No plano da nova interpretação constitucional há uma forte tendência de conferir aos princípios jurídicos uma condição central na estruturação do raciocínio do jurista, com reflexos diretos na interpretação e aplicação da ordem jurídica. Quer isto dizer, sob o âmbito do pós positivismo os princípios jurídicos são considerados como vetores de aplicabilidade direta nos conflitos, tanto que, OLIVEIRA (2006) afirma de modo incisivo “os princípios desempenham, no plano de solução dos problemas constitucionais, o papel de vetores para soluções ótimas e juridicamente adequadas, na medida em que as controvérsias serão solucionadas com fundamento nas normas que desempenham o papel de fundamentação do próprio ordenamento jurídico”.
Com efeito, o princípio da dignidade da pessoa humana tem sido um dos que mais se tem destacado no âmbito da nova interpretação constitucional, passando a ser considerado por muitos como sendo fonte para criação jurídica e ao mesmo tempo o fim para o qual toda norma tem que se dirigir. Com esta nova releitura feita para além do que é instituído pelas regras normativas, o princípio da dignidade da pessoa humana apregoa valores e os fins a serem alcançados pelo Estado e pela sociedade.

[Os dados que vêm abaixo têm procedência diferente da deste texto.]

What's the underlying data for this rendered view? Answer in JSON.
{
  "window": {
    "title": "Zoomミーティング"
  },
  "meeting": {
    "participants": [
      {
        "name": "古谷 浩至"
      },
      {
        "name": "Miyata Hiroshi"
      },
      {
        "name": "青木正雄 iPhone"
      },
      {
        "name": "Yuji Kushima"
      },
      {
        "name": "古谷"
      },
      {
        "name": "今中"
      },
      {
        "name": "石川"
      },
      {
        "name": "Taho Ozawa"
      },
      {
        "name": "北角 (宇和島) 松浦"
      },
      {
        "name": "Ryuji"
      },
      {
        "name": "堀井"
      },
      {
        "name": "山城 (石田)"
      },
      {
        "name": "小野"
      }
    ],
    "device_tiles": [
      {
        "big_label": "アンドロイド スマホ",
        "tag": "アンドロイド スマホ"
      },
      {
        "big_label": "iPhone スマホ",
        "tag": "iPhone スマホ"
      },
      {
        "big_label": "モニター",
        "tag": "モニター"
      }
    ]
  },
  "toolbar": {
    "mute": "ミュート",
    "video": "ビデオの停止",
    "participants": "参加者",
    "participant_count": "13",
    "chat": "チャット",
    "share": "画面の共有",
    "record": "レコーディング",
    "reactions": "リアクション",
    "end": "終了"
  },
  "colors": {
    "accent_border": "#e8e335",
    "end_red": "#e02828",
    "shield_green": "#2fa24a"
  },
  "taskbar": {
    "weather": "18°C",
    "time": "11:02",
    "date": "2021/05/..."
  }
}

Inegavelmente, a idéia de dignidade da pessoa humana é um valor que sempre ocupou um lugar central no pensamento filosófico, político e jurídico, estando atualmente positivado como valor fundamental da ordem jurídica na maioria das Constituições contemporâneas, inclusive, na própria Constituição brasileira como princípio que dá estrutura e fundamento ao Estado (CR/88, art. 1º). Caracterizado, portanto, como princípio estruturante, ele transcende-se nas generalidades teórico-política ao mesmo tempo em que projeta-se para o campo jurídico-político-pragmático de realização e promoção da justiça e da defesa do bem.
A pessoa humana dotada de um valor intrínseco, um valor próprio na sua essência, no seu ser, se apresenta superior a qualquer preço, portanto, jamais poderá ser transformado em objeto ou instrumento ou ser tratado como tal. Daí, a pessoa humana, em virtude de sua condição e independentemente de qualquer outra circunstância sempre será titular de direitos que devem ser reconhecidos e respeitados pelo seu semelhante e pelo Estado.
No caso do Brasil, quando a Constituição reconhece a existência do princípio da dignidade da pessoa humana ao declará-lo como sendo um dos fundamentos da Republica e do Estado Democrático de Direito, por lógico e óbvio, que ela está afirmando que tal princípio é absoluto e supremo, não sendo apenas um princípio de ordem jurídica, mas também de ordem política, social, econômica e cultural. Nesse aspecto, a interpretação constitucional não tem outra missão senão prestigiá-la, com o que se estará dando primazia a todos os direitos fundamentais do homem. Portanto, num conflito normativo que exija o recurso à indigitada técnica de ponderação, a decisão que dê preferência à dignidade humana deve prevalecer sobre os demais princípios e regras. Isto, todavia, não significa uma quebra ou contradição ao princípio que prima pela unidade da Constituição, pois, embora as normas constitucionais tenham a mesma hierarquia, certas disposições insertas neste diploma jurídico tem uma carga axiológica maior que outras.
Sem sombra de dúvida, a adoção do princípio da dignidade da pessoa humana como locus da nova interpretação constitucional é um efetivo instrumento de aplicação não apenas do direito, mas de realização da justiça, que é o escopo magno da jurisdição, na medida em que, conferindo racionalidade ao ordenamento jurídico fornece ao interprete uma pauta valorativa essencial ao correto entendimento e aplicação da norma. De falar ainda, por ser uma cláusula aberta, dotada de certo grau de vagueza e generalidade que lhe permite a concretização sobre inúmeras situações, sempre ele estará a respaldar o surgimento de novos direitos impregnado de profundo conteúdo ético e atualidade. Todas essas características lhes permitem acompanhar o ritmo frenético da evolução social presente na sociedade, sem que isso provoque rupturas constitucionais.
Competindo ao intérprete o papel de revelar o sentido das normas e fazê-la incidir no caso concreto, com vista a aplicar não apenas o direito, mas, sobretudo, realizar justiça é imperioso que faça a interpretação de um determinado caso concreto a partir da dignidade da pessoa humana, por constituir princípio e valor que atrai a realização dos direitos fundamentais do homem, em todas as suas dimensões. Eis aí a razão porque o princípio da dignidade da pessoa humana deve ser considerado o ponto de partida e paradigma de toda e qualquer ação do Poder Público, inclusive, do próprio do Poder Judiciário e, ainda, o fundamento de validade da ordem jurídica.